Jean-Charles Foucrier : Dans mon premier ouvrage, j’ai retracé le parcours d’un scientifique britannique (Solly Zuckerman) engagé dans la planification des bombardements aériens sur la France. Lors de mes recherches préliminaires, je m’étais rendu compte qu’il était loin d’être un cas isolé, et que de très nombreux scientifiques ont participé, de près ou de loin, à ce gigantesque conflit. De manière logique, j’ai ainsi décidé de m’intéresser de manière globale à cet aspect méconnu des scientifiques dans la Seconde Guerre mondiale.
Breizh-info.com : On dit des guerres que ce sont elles qui permettent une accélération des progrès techniques, médicaux, sanitaires. Qu’est-ce que la Seconde Guerre mondiale a apporté de majeur sur ces aspects ?
Jean-Charles Foucrier : La Seconde Guerre mondiale, encore plus que le premier conflit, a permis de réaliser des progrès scientifiques à très grande vitesse, en favorisant le meilleur (et le pire) de l’intelligence humaine. Face à l’urgence des besoins, des moyens inédits et virtuellement illimités ont été engagés pour trouver le plus rapidement possible des solutions qui en temps de paix auraient probablement demandé des dizaines d’années.
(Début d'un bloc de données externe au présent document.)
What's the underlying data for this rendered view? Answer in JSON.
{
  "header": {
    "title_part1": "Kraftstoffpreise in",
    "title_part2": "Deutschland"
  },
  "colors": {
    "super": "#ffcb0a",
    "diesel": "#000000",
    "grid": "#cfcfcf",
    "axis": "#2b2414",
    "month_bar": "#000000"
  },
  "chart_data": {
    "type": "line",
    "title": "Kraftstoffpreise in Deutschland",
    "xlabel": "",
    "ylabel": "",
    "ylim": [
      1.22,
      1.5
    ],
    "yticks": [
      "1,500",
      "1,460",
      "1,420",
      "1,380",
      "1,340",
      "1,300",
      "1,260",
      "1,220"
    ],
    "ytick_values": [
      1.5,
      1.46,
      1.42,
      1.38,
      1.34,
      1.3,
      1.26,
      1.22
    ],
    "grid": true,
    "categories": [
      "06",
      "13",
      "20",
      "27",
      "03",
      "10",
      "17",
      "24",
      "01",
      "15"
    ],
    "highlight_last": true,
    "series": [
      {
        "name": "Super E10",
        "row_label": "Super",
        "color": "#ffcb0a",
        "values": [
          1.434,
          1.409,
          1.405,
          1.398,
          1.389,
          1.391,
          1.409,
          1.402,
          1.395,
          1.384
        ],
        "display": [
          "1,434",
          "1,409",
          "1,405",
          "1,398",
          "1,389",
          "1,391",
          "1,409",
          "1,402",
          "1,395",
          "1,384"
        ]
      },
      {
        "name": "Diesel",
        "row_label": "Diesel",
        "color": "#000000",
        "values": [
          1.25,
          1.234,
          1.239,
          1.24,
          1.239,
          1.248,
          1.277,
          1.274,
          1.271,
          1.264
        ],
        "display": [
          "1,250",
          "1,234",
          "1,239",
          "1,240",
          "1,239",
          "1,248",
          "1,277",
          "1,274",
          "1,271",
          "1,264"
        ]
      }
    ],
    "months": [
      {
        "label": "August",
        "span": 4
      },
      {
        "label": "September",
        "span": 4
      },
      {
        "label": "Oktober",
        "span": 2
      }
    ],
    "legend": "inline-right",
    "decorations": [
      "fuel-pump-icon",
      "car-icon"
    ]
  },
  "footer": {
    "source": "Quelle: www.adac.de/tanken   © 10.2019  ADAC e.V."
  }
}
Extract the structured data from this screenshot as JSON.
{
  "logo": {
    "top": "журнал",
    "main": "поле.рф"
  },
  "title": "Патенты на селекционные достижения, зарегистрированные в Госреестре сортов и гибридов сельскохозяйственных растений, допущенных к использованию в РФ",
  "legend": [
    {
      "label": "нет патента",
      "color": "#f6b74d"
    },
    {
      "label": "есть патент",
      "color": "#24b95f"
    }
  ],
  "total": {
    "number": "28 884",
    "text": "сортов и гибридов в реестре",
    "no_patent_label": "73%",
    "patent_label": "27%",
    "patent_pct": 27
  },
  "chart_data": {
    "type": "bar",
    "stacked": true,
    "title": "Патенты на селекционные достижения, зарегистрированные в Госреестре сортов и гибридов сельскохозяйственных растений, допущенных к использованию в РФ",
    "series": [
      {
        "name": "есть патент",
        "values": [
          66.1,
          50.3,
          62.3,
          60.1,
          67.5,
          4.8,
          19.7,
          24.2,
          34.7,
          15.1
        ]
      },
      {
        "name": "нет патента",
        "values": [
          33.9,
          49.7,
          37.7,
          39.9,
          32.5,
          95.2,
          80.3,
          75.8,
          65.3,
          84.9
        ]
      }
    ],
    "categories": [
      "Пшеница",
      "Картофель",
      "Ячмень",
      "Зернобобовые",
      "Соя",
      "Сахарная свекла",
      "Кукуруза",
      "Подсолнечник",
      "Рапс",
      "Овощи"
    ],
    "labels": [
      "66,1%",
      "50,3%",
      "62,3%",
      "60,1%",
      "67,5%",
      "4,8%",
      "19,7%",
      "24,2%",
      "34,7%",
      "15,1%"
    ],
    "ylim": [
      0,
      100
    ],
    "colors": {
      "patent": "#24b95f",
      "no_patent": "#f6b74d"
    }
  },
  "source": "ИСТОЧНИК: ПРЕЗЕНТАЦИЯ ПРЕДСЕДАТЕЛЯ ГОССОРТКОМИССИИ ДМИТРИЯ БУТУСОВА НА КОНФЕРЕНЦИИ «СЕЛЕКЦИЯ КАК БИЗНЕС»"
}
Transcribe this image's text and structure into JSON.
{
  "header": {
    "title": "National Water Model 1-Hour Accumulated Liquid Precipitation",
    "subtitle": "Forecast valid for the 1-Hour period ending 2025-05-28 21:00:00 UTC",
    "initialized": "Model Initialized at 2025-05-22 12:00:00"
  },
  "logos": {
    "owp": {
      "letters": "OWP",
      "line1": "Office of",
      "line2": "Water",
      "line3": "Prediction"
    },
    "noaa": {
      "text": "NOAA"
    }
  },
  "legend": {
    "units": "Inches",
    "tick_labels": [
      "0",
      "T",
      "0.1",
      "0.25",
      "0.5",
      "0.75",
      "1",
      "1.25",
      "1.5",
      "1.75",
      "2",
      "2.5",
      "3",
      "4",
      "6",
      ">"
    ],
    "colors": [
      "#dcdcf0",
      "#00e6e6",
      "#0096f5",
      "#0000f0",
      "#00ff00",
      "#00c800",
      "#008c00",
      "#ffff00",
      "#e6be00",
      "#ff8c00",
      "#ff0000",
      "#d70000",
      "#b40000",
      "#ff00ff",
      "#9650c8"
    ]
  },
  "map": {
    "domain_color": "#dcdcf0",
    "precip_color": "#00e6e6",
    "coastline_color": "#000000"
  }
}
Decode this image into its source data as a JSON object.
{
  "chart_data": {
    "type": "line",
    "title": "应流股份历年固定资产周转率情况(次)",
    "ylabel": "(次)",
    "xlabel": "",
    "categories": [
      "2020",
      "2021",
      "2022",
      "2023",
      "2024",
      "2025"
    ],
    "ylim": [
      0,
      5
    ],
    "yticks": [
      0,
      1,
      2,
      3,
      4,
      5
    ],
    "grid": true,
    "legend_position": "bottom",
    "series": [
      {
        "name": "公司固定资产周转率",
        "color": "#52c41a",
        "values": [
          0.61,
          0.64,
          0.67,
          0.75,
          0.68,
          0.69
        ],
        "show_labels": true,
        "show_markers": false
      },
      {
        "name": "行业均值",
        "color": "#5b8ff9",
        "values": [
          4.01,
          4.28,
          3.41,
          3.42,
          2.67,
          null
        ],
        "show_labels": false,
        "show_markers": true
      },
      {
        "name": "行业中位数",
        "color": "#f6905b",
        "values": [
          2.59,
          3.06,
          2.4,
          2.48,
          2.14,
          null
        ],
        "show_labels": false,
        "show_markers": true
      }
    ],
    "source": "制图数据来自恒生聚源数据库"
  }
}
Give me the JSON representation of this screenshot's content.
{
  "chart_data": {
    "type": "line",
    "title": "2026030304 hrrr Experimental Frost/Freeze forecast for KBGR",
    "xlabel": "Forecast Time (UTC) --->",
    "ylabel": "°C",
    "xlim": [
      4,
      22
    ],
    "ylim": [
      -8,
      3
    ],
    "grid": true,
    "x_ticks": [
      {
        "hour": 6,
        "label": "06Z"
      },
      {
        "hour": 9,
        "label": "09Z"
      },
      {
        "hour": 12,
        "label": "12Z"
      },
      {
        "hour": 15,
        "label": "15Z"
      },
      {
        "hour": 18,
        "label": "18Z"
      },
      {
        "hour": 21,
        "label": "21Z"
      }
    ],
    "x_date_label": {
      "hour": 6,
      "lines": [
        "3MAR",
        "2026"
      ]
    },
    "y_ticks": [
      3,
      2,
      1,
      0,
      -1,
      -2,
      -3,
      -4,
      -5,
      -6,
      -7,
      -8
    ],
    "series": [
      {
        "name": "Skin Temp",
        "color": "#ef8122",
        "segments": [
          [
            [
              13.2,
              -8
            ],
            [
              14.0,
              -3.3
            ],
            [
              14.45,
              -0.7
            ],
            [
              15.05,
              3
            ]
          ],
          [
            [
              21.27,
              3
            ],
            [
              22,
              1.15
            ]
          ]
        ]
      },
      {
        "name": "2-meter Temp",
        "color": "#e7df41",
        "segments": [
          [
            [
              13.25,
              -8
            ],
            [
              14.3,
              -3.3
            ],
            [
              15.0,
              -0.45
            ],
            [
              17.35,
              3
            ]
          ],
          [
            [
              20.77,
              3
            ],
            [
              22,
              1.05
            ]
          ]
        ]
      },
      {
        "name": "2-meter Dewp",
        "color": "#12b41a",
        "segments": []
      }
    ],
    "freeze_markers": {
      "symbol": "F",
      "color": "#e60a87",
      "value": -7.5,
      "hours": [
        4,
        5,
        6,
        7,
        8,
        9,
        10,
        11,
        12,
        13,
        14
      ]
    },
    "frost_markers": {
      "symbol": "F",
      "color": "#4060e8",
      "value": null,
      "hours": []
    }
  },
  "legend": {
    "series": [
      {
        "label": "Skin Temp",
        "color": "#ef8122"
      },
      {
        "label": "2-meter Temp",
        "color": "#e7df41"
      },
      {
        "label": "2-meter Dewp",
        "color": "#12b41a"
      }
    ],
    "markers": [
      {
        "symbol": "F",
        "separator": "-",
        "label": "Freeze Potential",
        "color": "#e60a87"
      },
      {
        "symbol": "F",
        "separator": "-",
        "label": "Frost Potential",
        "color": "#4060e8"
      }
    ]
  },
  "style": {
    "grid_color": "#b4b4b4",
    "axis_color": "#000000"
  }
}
La technologie, la médecine et la physique ont particulièrement bénéficié d’avancées fulgurantes. Nombre de ces progrès font désormais partie de notre quotidien, tels le radar, les micro-ondes, la bombe atomique, la pénicilline ou encore l’informatique.
Breizh-info.com : Quelles ont été les recherches les plus folles que vous ayez découvertes à cette époque ?
Jean-Charles Foucrier : De nombreuses découvertes ont semblé à l’origine totalement improbables, telle la bombe atomique. Au début, en 1939, très peu de scientifiques estimaient possible la réalisation d’une telle bombe dans un futur proche, à commencer par Albert Einstein. D’autres recherches ont à l’inverse semblé prometteuses, bien que dans les faits surréalistes. Ainsi l’inventeur britannique Geoffrey Pyke s’est lancé dans un projet pharaonique : créer de gigantesques porte-avions en glace et incoulables, de véritables morceaux de banquises motorisés. Cette idée stupéfiante a pendant plusieurs années été prise très au sérieux et plébiscitée par Winston Churchill, avant de se révéler totalement impraticable, et de sombrer (!) dans l’oubli.
Breizh-info.com : Vous évoquez également la naissance de l’informatique à cette période, pouvez-vous revenir dessus ?
Jean-Charles Foucrier : La naissance de l’informatique est intimement liée au britannique Alan Turing, désormais bien connu du grand public. Dès les années 30, avec sa « Machine de Turing », ce génie des mathématiques prophétisait ce qui deviendrait la programmation et l’intelligence artificielle. Paradoxalement, durant la Seconde Guerre mondiale, Turing n’est pas directement impliqué dans le développement de l’informatique. Sa célèbre « bombe » inventée pour déchiffrer Enigma est avant tout une machine électromécanique, consacrée à une seule tâche. Les Britanniques Max Newman et Tommy Flowers inventent en revanche durant le conflit le « Colossus », véritable ordinateur électronique programmable, capable de réaliser des algorithmes. Cette immense machine décrypte des machines à chiffrer plus complexes qu’Enigma, et fournit d’importants renseignements aux Alliés à la veille du débarquement de Normandie.
Breizh-info.com : Travaillez-vous actuellement sur d’autres projets ? Ya-t-il des livres, autres que le vôtre, que vous avez apprécié découvrir, en tant qu’historien, dernièrement ?
Jean-Charles Foucrier : Je poursuis actuellement des recherches sur des aspects méconnus de la Résistance, notamment à Paris, en vue de la publication de mon prochain ouvrage. J’ai dernièrement beaucoup apprécié le dernier livre de l’historien britannique Anthony Beevor, Arnhem, qui revient sur un spectaculaire échec des Alliés en Hollande en septembre 1944, bloquant de longs mois l’avancée finale en Allemagne. Anthony Beevor livre une analyse sans concession sur la responsabilité des chefs britanniques dans cette offensive, trop optimiste et mal préparée.